The reservoir was built behind the impressive dam erected on the Bistrita River between 1950 and 1960 according to the design of the engineer Dimitrie Leonida. The dimensions of the dam, a “weight dam” – i.e. height: 127m, length: 435m, base width: 119m – or its mass, i.e. 1,652,000 cubic metres of concrete, underline its massive features. The performance of the dam also ranks it among the most impressive dams in the country and in Europe: it is the larges dam of this kind and the third highest in Romania, and the ninth highest weight dam in Europe.

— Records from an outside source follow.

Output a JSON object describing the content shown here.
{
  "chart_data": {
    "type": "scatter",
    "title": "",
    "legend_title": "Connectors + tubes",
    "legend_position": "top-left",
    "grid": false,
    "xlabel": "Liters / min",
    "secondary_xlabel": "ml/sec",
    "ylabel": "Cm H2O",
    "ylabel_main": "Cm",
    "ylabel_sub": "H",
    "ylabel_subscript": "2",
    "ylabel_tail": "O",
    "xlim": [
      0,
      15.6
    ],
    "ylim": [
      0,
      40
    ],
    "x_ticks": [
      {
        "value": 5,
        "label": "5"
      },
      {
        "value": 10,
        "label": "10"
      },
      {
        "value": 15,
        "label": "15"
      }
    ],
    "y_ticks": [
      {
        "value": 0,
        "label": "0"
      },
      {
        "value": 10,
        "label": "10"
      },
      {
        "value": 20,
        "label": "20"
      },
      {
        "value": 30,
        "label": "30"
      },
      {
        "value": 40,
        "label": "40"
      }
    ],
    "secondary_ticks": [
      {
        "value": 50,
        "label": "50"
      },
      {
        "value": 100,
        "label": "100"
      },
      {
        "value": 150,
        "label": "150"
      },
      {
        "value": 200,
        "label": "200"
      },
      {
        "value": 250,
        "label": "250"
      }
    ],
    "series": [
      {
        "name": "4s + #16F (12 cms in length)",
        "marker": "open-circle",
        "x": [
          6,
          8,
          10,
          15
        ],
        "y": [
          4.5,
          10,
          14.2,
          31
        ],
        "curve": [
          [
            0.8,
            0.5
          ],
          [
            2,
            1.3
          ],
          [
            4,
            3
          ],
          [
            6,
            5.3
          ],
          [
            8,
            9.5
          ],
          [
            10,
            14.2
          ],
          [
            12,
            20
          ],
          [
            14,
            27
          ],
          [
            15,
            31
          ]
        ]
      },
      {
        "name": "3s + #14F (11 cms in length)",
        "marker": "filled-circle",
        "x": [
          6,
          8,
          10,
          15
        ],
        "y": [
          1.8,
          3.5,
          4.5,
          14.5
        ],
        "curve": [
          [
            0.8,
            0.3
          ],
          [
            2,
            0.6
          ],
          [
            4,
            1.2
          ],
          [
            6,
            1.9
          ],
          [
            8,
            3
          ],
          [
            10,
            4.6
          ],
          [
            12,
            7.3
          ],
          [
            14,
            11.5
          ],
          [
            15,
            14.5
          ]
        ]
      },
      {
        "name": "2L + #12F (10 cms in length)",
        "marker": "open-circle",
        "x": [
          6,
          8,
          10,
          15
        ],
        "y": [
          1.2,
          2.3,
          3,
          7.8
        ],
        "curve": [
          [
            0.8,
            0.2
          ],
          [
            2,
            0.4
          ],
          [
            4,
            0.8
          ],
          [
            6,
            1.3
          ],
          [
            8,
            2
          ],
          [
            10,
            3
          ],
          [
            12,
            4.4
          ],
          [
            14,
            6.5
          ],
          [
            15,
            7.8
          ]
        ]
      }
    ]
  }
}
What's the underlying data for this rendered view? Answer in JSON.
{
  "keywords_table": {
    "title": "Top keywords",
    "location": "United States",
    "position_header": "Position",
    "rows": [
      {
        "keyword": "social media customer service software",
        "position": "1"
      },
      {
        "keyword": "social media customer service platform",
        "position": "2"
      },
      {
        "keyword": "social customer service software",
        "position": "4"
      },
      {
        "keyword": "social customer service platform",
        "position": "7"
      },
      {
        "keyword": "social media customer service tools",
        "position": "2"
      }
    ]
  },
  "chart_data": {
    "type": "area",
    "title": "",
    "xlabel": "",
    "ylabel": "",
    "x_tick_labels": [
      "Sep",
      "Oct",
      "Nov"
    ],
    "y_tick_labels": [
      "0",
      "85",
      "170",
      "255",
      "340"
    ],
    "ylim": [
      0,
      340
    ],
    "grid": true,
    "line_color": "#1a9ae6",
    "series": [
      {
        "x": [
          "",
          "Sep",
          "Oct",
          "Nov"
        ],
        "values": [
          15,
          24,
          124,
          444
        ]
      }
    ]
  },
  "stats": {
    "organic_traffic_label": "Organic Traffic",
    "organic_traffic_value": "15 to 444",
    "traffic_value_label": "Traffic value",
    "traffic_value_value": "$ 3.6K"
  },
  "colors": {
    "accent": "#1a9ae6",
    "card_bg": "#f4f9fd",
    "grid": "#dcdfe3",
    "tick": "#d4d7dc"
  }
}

A further significant detail is that despite its massiveness, the dam is not a monolithic one as its inside is crisscrossed by kilometres of galleries, ventilation shafts and checking niches. There are also many rooms inside the dam sheltering equipment such as video surveillance, earthquake monitoring, operating, and control. The water in the reservoir flows down to the Hydropower Station at Stejaru-Pângăraţi via a 4,655m-long and 7m in diameter feed tunnel, and then “falls” from 90m onto the turbine blades via two 4m-diameter pipes.

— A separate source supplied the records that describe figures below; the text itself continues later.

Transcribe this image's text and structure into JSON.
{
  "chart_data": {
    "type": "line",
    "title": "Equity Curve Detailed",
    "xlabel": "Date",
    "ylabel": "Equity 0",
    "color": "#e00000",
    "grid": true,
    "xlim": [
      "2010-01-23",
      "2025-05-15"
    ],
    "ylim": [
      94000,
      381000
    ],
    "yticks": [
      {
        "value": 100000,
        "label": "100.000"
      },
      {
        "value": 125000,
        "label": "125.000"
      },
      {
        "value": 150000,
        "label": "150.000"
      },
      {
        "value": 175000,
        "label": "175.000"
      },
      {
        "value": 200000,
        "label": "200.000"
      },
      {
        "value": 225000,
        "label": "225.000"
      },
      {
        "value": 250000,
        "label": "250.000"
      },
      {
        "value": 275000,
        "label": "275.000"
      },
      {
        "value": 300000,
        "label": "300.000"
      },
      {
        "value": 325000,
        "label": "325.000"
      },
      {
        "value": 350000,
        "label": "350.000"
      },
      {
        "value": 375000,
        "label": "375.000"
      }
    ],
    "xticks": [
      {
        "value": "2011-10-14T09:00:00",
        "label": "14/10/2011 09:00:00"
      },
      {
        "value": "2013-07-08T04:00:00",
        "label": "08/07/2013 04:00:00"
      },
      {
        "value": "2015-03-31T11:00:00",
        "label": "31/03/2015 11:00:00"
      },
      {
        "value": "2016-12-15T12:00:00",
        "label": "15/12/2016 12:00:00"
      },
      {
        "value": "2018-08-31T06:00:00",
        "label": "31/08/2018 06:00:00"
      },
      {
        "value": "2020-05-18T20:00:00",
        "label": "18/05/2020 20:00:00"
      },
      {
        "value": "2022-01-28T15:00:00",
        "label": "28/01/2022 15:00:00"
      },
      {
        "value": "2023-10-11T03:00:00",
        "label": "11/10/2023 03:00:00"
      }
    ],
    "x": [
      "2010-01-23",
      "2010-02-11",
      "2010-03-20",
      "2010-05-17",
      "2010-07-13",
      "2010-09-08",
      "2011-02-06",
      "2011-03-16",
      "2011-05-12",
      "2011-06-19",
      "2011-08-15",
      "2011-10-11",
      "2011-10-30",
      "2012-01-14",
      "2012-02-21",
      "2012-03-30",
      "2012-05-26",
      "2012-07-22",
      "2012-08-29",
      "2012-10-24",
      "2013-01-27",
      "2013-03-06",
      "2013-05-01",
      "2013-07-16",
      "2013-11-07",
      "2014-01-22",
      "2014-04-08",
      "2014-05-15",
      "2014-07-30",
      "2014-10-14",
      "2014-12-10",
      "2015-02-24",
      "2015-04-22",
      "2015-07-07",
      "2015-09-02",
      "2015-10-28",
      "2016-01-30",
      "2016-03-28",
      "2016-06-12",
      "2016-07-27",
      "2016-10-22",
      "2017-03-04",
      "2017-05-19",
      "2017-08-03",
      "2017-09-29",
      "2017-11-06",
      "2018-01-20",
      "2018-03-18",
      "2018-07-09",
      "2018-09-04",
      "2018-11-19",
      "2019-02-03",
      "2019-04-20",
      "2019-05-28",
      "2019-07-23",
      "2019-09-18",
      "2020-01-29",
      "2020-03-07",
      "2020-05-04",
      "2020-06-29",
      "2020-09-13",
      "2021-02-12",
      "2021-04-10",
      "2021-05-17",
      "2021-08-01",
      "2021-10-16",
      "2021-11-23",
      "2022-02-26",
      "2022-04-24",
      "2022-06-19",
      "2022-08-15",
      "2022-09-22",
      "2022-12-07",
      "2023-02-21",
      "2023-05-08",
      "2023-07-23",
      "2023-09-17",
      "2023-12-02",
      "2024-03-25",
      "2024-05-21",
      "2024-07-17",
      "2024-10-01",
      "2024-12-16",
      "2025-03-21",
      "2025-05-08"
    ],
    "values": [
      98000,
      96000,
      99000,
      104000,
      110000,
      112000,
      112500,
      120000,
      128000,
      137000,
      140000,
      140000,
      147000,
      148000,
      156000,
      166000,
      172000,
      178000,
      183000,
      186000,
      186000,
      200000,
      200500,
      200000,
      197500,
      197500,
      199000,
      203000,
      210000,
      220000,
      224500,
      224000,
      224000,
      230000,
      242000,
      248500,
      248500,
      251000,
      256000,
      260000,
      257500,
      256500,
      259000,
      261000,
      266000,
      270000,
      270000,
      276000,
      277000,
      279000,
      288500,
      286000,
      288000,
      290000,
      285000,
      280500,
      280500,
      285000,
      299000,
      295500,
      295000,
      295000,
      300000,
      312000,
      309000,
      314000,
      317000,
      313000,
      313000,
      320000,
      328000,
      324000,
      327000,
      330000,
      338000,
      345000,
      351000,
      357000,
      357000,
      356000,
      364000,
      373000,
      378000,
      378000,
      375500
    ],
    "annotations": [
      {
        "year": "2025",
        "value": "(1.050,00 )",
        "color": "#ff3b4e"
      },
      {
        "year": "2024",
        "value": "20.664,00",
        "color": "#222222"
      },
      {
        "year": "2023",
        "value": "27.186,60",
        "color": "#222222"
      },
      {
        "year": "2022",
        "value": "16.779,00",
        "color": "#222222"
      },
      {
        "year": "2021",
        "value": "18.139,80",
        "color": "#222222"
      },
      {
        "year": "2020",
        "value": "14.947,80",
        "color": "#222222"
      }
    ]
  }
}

A wide variety of fish live in the reservoir: barbel, dace, huck, broad snout, roach, trout (indigenous, lake, and rainbow), bleak, gudgeon, bream, etc., and in Potoci there is a trout farm.
There are many accommodating facilities in the area and a variety of marine entertainment. Visitors can enjoy rowing boats or pedalling hydrobikes on the reservoir, which is the only one in Moldavia were one can practice a variety of nautical sports, from water ski to diving.